Wjatscheslaw Ponomarjow, selbsternannter Bürgermeister von Slawjansk, macht keine Anstalten, die festgesetzten Militärbeobachter, unter ihnen drei Deutsche, freizulassen. Der ukrainische Geheimdienst SBU beziffert die Zahl der „Gefangenen“ inzwischen auf 40. Wieder fallen Schüsse - in Charkow schwebt Bürgermeister Gennadi Kernes nach einem Anschlag in Lebensgefahr.
Machtlos muss die Führung in Kiew zuschauen, wie das Land einem Bürgerkrieg immer näher kommt. Die Forderungen an Russland, sich von den Separatisten zu distanzieren und der Gewalt Einhalt zu gebieten, werden immer lauter. Kremlchef Wladimir Putin sieht sich zunehmend dem Vorwurf ausgesetzt, die „Terroristen“ zu unterstützen. Doch Moskau bleibt wortkarg - und empört sich allenfalls über die neuen Sanktionen des Westens, der aus russischer Sicht keinen Schimmer von den Vorgängen in der Ukraine hat.
Zwar beteuerte Außenminister Sergej Lawrow zuletzt, Russland habe keine „Hebel“, um die Lage beeinflussen. Aber mit ihren inszenierten Auftritten in russischen Staatsmedien lassen die Wortführer im Raum Donezk kaum Zweifel, dass sie im Auftrag Moskaus handeln.
Die kremltreue Boulevardzeitung „Komsomolskaja Prawda“ bringt am Montag groß ein Interview mit Igor Strelkow, der sich als Kommandierender der Donbass-Streitkräfte ausgibt - und vom SBU in Kiew zur Fahndung als Agent des russisches Militärgeheimdienstes GRU ausgeschrieben ist. Im Interview lässt Strelkow durchblicken, dass im Moment nicht ganz klar ist, wie sich der Konflikt nun entwickelt.
Die „Selbstverteidigungstruppen“ seien aber auch bereit zu töten, um ihr Ziel zu erreichen - das Ziel, Teil einer Föderation mit weitreichenden Autonomierechten zu werden. „Ein Teil der Leute brennt vielleicht nicht für den Wunsch eines Beitritts zur Russischen Föderation. Aber auf jeden Fall wollen sie nicht unter der Führung leben, die die Macht in Kiew an sich gerissen hat“, sagt Strelkow. Russland selbst hat eine Ukrainische Föderation ins Spiel gebracht, über die es aber ein Referendum geben müsste.

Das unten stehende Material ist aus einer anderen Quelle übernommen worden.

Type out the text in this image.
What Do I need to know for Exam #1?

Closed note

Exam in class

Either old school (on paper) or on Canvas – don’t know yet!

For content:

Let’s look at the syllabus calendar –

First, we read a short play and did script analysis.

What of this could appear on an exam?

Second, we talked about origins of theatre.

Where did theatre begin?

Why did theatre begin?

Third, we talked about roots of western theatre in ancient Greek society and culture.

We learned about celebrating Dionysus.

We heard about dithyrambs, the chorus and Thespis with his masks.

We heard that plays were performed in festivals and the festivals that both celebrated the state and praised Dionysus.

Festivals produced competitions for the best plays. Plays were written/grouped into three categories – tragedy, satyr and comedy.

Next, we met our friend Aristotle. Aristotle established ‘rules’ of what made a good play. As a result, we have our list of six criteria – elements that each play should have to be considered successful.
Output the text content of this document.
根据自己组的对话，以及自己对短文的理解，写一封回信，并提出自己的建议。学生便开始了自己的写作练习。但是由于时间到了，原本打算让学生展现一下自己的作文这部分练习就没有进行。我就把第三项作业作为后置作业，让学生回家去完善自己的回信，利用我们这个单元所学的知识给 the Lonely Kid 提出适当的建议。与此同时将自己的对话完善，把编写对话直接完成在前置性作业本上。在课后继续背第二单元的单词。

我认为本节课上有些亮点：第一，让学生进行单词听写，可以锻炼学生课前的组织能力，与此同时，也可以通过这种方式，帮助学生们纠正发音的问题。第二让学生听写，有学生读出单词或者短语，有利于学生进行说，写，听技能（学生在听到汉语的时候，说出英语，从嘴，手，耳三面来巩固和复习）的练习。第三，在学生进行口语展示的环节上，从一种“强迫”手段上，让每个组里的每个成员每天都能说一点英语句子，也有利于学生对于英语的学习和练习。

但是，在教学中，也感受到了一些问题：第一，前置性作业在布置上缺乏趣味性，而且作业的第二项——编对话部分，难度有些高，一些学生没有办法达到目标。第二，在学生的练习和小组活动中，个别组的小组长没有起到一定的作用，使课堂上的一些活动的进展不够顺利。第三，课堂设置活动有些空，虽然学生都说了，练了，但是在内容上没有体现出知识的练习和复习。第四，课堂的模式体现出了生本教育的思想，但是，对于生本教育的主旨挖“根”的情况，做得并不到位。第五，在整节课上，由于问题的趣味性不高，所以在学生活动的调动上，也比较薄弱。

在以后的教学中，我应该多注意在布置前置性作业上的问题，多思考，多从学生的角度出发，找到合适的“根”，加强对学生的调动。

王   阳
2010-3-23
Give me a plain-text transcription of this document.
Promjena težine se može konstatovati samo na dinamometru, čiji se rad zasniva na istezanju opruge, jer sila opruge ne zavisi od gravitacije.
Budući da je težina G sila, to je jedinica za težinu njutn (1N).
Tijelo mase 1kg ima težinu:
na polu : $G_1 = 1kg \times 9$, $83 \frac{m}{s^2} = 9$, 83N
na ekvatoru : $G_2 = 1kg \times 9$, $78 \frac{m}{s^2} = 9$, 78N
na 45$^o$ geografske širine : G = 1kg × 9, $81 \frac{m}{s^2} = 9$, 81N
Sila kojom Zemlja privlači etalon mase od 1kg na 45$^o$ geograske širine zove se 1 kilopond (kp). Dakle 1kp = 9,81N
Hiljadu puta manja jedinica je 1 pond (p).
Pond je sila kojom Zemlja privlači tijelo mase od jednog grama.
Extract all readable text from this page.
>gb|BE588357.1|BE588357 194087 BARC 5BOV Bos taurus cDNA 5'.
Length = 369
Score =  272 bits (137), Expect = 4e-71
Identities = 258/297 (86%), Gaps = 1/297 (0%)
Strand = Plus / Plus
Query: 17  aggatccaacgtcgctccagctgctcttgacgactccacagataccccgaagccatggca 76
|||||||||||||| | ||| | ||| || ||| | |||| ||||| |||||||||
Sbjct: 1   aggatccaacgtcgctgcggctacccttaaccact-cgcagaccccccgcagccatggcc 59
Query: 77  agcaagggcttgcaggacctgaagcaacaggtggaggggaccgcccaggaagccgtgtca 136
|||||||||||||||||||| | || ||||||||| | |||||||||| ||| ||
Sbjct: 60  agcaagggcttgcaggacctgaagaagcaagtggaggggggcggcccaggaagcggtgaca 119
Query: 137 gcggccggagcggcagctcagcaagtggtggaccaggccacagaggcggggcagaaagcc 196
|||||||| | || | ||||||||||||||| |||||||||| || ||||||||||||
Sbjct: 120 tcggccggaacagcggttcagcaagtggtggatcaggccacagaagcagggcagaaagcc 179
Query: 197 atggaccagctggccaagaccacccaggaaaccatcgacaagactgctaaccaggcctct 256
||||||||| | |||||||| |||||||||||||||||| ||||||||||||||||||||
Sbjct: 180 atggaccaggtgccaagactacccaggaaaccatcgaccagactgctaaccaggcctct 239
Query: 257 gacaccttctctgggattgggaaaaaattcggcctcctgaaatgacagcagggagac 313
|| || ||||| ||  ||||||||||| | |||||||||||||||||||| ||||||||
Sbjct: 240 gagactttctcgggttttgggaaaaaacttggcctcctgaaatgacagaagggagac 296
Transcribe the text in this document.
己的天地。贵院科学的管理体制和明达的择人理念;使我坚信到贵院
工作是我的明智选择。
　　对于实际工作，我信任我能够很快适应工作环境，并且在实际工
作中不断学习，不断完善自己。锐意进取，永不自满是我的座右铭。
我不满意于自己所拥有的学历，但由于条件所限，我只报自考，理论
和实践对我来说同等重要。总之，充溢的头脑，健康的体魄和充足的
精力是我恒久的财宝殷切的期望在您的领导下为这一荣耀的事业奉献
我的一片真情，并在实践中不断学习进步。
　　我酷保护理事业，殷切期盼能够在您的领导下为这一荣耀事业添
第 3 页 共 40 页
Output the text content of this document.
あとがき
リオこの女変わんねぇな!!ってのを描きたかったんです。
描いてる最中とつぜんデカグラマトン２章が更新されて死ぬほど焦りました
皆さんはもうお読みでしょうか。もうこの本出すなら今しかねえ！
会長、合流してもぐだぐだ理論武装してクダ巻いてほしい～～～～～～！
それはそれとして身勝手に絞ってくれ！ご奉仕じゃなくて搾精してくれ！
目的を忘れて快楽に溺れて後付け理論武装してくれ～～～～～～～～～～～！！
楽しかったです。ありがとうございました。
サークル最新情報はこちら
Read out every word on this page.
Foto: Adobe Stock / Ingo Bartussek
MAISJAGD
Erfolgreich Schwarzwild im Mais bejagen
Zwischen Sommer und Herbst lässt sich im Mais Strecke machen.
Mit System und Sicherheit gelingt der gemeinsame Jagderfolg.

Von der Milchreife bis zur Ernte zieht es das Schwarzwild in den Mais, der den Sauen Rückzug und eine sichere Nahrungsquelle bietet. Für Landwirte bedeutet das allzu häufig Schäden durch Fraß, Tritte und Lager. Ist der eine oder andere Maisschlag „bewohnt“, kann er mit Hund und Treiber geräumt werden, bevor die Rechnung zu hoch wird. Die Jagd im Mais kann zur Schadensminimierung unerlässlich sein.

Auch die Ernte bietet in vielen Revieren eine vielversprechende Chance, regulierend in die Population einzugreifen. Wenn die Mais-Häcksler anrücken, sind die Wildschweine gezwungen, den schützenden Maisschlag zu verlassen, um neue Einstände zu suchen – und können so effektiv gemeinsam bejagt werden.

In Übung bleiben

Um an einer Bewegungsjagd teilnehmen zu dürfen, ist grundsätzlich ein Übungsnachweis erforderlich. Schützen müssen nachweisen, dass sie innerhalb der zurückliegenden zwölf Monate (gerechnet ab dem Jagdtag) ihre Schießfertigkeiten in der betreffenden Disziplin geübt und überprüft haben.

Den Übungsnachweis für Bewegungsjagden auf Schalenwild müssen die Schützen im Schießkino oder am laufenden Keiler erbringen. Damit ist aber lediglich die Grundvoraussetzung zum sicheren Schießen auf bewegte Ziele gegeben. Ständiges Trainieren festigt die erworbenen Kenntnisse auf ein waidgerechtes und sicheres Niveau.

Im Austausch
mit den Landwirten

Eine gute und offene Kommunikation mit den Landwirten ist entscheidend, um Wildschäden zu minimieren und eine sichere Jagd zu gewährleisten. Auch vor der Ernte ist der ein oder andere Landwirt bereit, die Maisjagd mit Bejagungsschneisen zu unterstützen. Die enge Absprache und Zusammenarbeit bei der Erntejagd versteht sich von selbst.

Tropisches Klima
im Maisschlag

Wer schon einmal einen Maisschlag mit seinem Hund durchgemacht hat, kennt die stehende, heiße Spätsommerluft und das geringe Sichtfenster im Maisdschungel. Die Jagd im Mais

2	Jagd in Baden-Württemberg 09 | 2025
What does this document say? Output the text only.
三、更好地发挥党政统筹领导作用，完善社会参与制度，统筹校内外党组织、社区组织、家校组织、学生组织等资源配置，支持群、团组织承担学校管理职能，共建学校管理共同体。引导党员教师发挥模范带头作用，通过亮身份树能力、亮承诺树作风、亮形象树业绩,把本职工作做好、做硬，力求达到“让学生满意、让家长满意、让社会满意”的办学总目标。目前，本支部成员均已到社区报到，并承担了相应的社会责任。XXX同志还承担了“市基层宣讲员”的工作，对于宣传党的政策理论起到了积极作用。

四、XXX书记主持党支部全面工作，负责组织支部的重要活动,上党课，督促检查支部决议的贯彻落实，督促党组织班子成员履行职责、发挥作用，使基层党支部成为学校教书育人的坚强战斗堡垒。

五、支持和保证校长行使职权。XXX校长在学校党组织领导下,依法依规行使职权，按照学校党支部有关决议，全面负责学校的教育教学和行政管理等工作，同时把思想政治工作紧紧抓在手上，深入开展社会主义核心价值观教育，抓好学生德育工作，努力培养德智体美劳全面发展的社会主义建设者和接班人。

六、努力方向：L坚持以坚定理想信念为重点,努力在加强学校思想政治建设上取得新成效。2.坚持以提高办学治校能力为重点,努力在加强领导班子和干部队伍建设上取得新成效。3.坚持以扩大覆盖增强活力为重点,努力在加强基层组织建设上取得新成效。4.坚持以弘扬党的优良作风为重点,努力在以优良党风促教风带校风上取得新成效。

Es gehe darum, die Ukraine von der „Junta“ in Kiew zu befreien, sagt Strelkow. Es ist dieselbe Wortwahl, die der Ex-Geheimdienstchef Putin benutzt. Putin, der immer wieder beteuerte, es gebe dort weder russische Geheimdienstler noch Militärs. Mit „Junta“ ist die von der EU und den USA unterstützte neue Regierung gemeint, die seit dem Sturz von Präsident Viktor Janukowitsch im Februar an die Macht ist - und die auf die Präsidentenwahl am 25. Mai als Ausweg aus der Krise setzt.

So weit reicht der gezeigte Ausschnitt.